Are benchmark subsistence payments still tax efficient?

The rules for benchmark subsistence rates changed in April 2016, and they can no longer be used in a salary sacrifice arrangement. What are the changes and is there still a way to use benchmark payments tax efficiently?

 

Exempt scale payments

Until 6 April 2016 if you wanted to pay your employees tax and NI-free subsistencepayments using HMRC concessionary benchmark rates, you needed to obtain its approval first. This entailed carrying out a sampling exercise of employees’ subsistence expenditure to ensure the conditions for the payments were met. The position is now more straightforward.

Part of the new exemption

The benchmark rates were formalised in legislation with effect for 2016/17 and later. What’s more, they are covered by the general exemption which has applied to employees’ business expenses since 6 April 2016. This means it’s not necessary to ask HMRC for approval before paying them and only minimal ongoing checks are required.

Conditions and checking

Although the regulations require your employees to have bought at least one meal they do not, as the old rules did, require that this must include food and drink.
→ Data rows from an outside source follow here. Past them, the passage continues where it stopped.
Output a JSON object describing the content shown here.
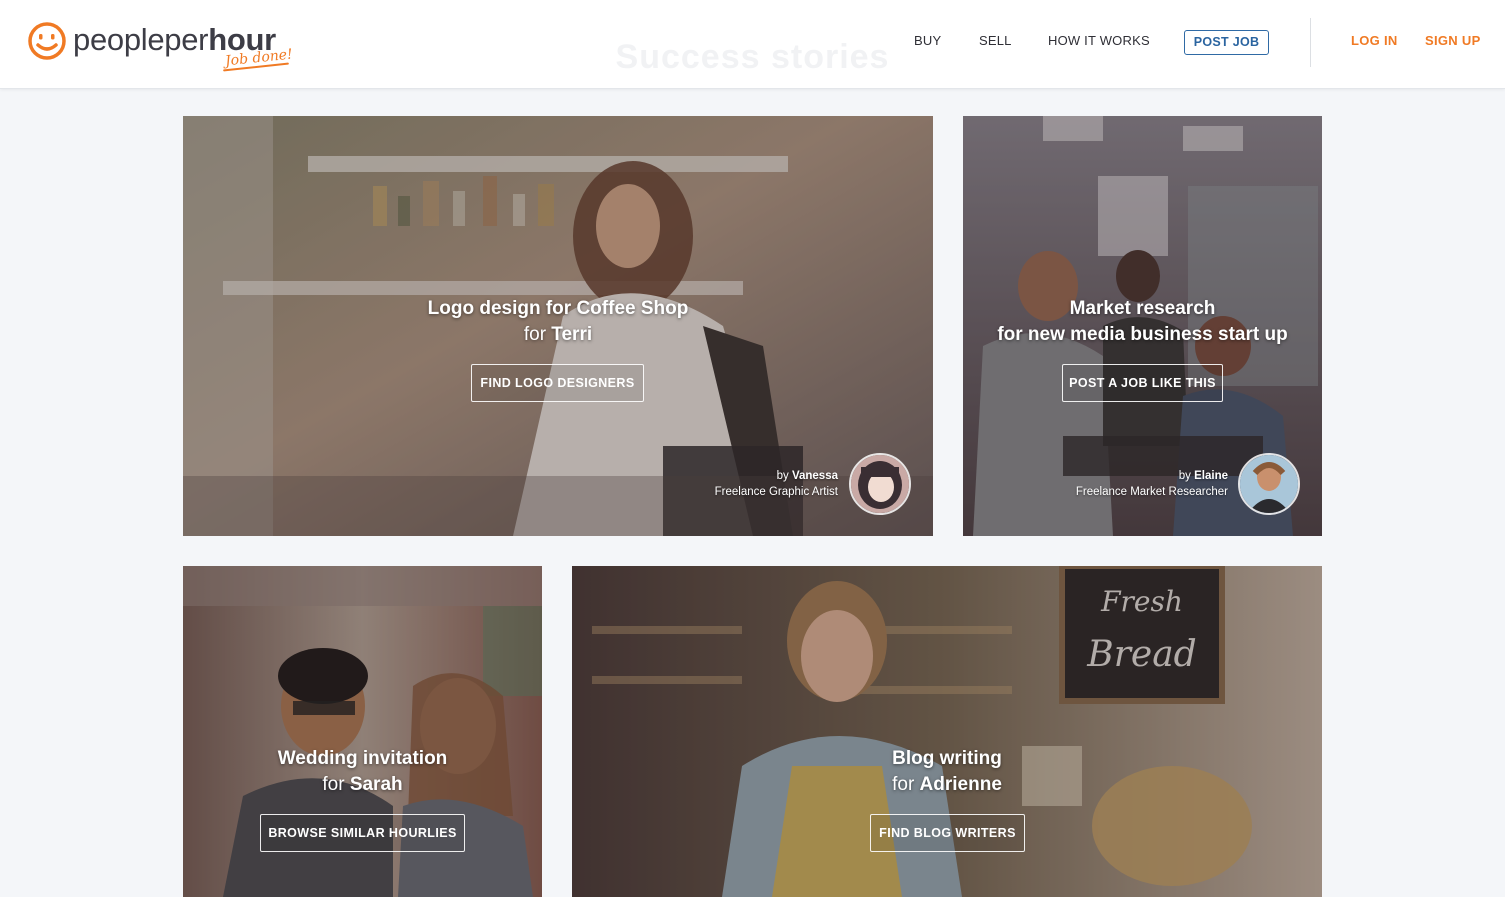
{
  "header": {
    "ghost_title": "Success stories",
    "logo": {
      "word_light": "people",
      "word_mid": "per",
      "word_bold": "hour",
      "tagline": "Job done!"
    },
    "nav": {
      "buy": "BUY",
      "sell": "SELL",
      "how_it_works": "HOW IT WORKS",
      "post_job": "POST JOB",
      "log_in": "LOG IN",
      "sign_up": "SIGN UP"
    }
  },
  "colors": {
    "accent_orange": "#f07a24",
    "accent_blue": "#2a64a0",
    "background": "#f4f6f9"
  },
  "cards": [
    {
      "title_line1": "Logo design for Coffee Shop",
      "title_line2_prefix": "for ",
      "title_line2_name": "Terri",
      "button": "FIND LOGO DESIGNERS",
      "credit_by": "by ",
      "credit_name": "Vanessa",
      "credit_role": "Freelance Graphic Artist"
    },
    {
      "title_line1": "Market research",
      "title_line2_prefix": "for new media business start up",
      "title_line2_name": "",
      "button": "POST A JOB LIKE THIS",
      "credit_by": "by ",
      "credit_name": "Elaine",
      "credit_role": "Freelance Market Researcher"
    },
    {
      "title_line1": "Wedding invitation",
      "title_line2_prefix": "for ",
      "title_line2_name": "Sarah",
      "button": "BROWSE SIMILAR HOURLIES"
    },
    {
      "title_line1": "Blog writing",
      "title_line2_prefix": "for ",
      "title_line2_name": "Adrienne",
      "button": "FIND BLOG WRITERS"
    }
  ]
}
HMRC’s guidance says there’s no need to check how much the employee spent, but you must ensure the travel is for a qualifying business purpose (see The next step ).

How much?

While the rates payable under the new regulations are the same as they were up to April 2016 the conditions which apply are slightly different. For 2016/17 the benchmark rates and conditions are:

  • £5 where the business trip lasts at least five hours in a day
  • £10 if it lasts at least ten hours
  • £25 if it lasts at least 15 hours and ends after 8.00pm
  • £10 where either the £5 or £10 rate is paid and the trip ends later than 8.00pm.

Example. An employee has a late business meeting. He leaves the office at 3.00pm and arrives home, direct from the meeting at 8.30pm. The trip exceeds five hours (but not ten) so you can pay him £5, plus an extra £10 tax and NI free, because the trip ended after 8.00pm.

No salary sacrifice

Until 6 April 2016 employers could use benchmark payments in a salary sacrifice arrangement. This involved paying employees who often travelled on business the tax and NI-free benchmark payments in exchange for them giving up an equal amount of salary. The effect was to reduce employers’ NI costs and increase the employees’ take home pay.
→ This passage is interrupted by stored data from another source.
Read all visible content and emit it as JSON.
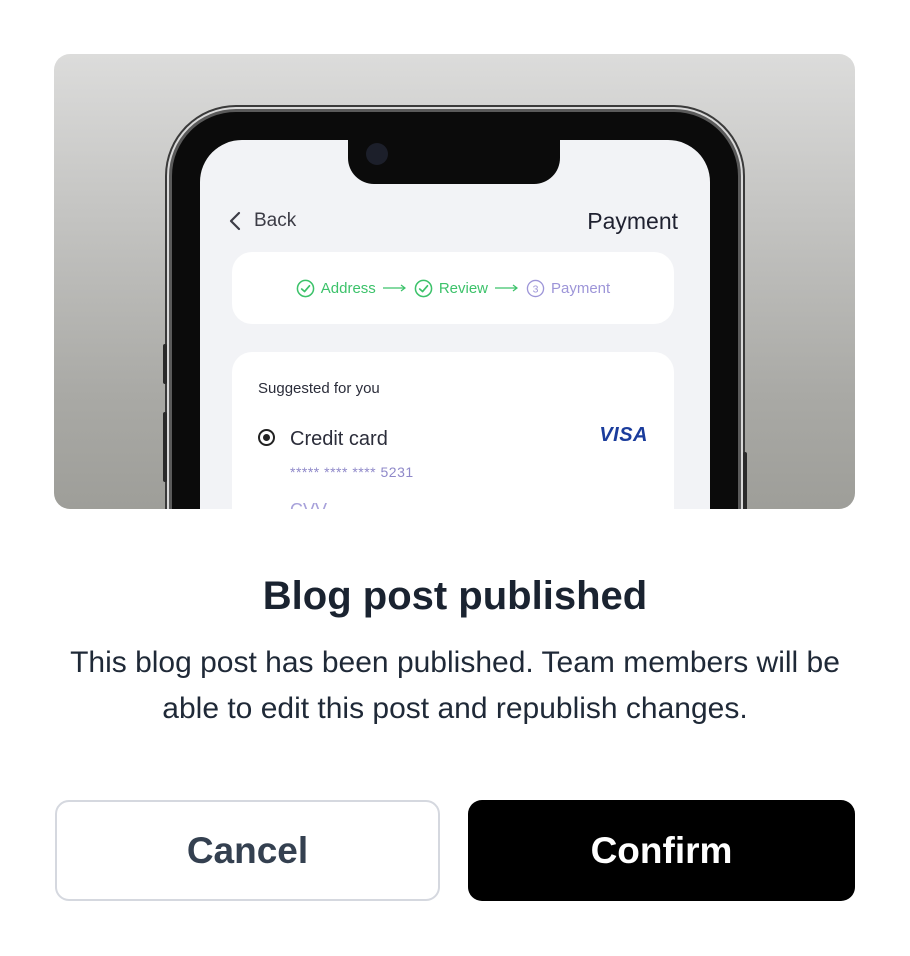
{
  "preview": {
    "back_label": "Back",
    "screen_title": "Payment",
    "steps": [
      {
        "label": "Address",
        "marker": "check",
        "state": "done"
      },
      {
        "label": "Review",
        "marker": "check",
        "state": "done"
      },
      {
        "label": "Payment",
        "marker": "3",
        "state": "current"
      }
    ],
    "suggested_label": "Suggested for you",
    "method_label": "Credit card",
    "card_brand": "VISA",
    "card_number": "***** **** **** 5231",
    "cvv_label": "CVV",
    "colors": {
      "done": "#3cc26a",
      "current": "#9d95d8",
      "brand": "#1a3c9c"
    }
  },
  "dialog": {
    "title": "Blog post published",
    "description": "This blog post has been published. Team members will be able to edit this post and republish changes.",
    "cancel_label": "Cancel",
    "confirm_label": "Confirm"
  }
}
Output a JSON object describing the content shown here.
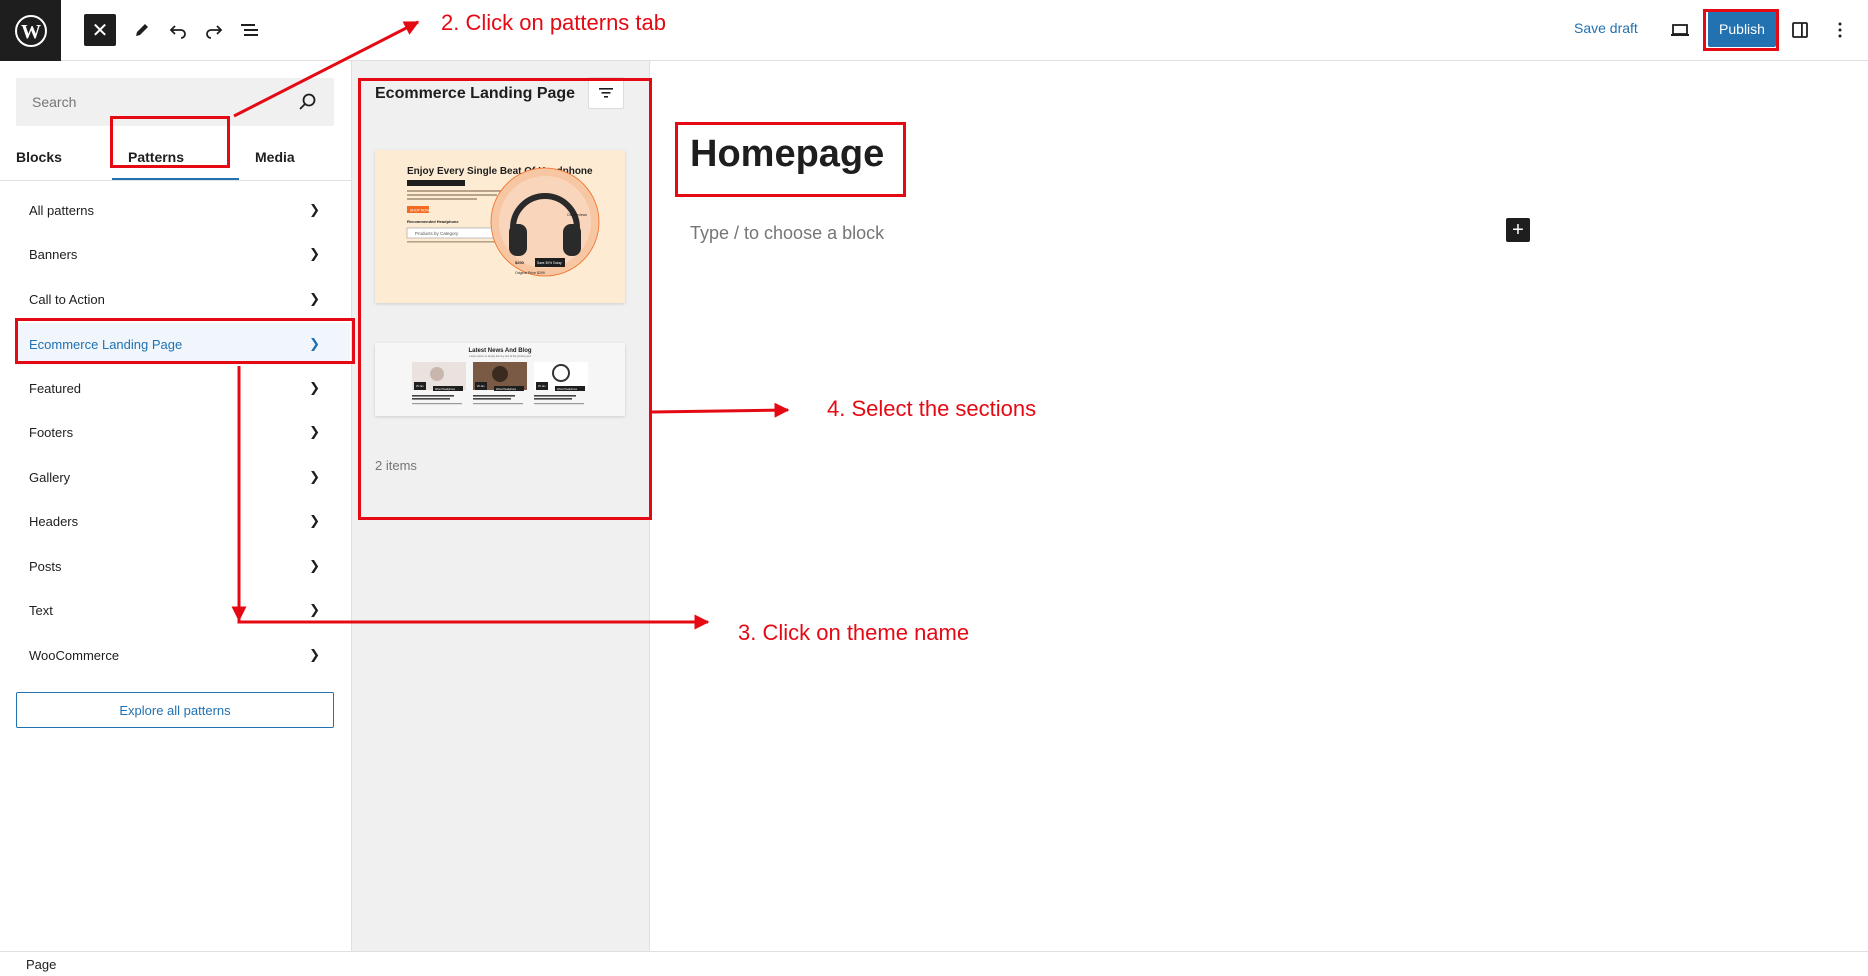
{
  "topbar": {
    "save_draft": "Save draft",
    "publish": "Publish"
  },
  "sidebar": {
    "search_placeholder": "Search",
    "tabs": [
      "Blocks",
      "Patterns",
      "Media"
    ],
    "categories": [
      "All patterns",
      "Banners",
      "Call to Action",
      "Ecommerce Landing Page",
      "Featured",
      "Footers",
      "Gallery",
      "Headers",
      "Posts",
      "Text",
      "WooCommerce"
    ],
    "active_category": "Ecommerce Landing Page",
    "explore_button": "Explore all patterns"
  },
  "patterns_panel": {
    "title": "Ecommerce Landing Page",
    "items_count": "2 items",
    "hero_preview": {
      "heading": "Enjoy Every Single Beat Of Headphone",
      "button": "SHOP NOW",
      "section_label": "Recommended Headphone",
      "category_field": "Products by Category",
      "price": "$200",
      "badge": "Save 30% Today",
      "original_price": "Original Price $299",
      "reviews": "Our Reviews"
    },
    "blog_preview": {
      "heading": "Latest News And Blog",
      "subheading": "Lorem Ipsum is simply dummy text of the printing and",
      "cards": [
        {
          "tag": "Wired Headphone",
          "date": "25 Jan"
        },
        {
          "tag": "Wired Headphone",
          "date": "25 Jan"
        },
        {
          "tag": "Wired Headphone",
          "date": "25 Jan"
        }
      ]
    }
  },
  "canvas": {
    "page_title": "Homepage",
    "block_placeholder": "Type / to choose a block"
  },
  "statusbar": {
    "label": "Page"
  },
  "annotations": {
    "step2": "2. Click on patterns tab",
    "step3": "3. Click on theme name",
    "step4": "4. Select the sections",
    "color": "#e50914"
  },
  "colors": {
    "accent": "#2271b1",
    "dark": "#1e1e1e",
    "panel_bg": "#f0f0f0",
    "hero_bg": "#fdebd3",
    "hero_orange": "#f26b21"
  }
}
Tip 1. While benchmark payments aren’t allowed in a salary sacrifice arrangement they can be paid as an incentive. For example, if you don’t currently pay employees a subsistence allowance, or only pay modest actual costs, you can offer benchmark scale rates as a tax-efficient perk.

Tip 2. You can even offer employees benchmark payments instead or as part of a tax-efficient pay rise. As long as the employee has no right to receive extra salary as an alternative, they won’t fall foul of the salary sacrifice rule.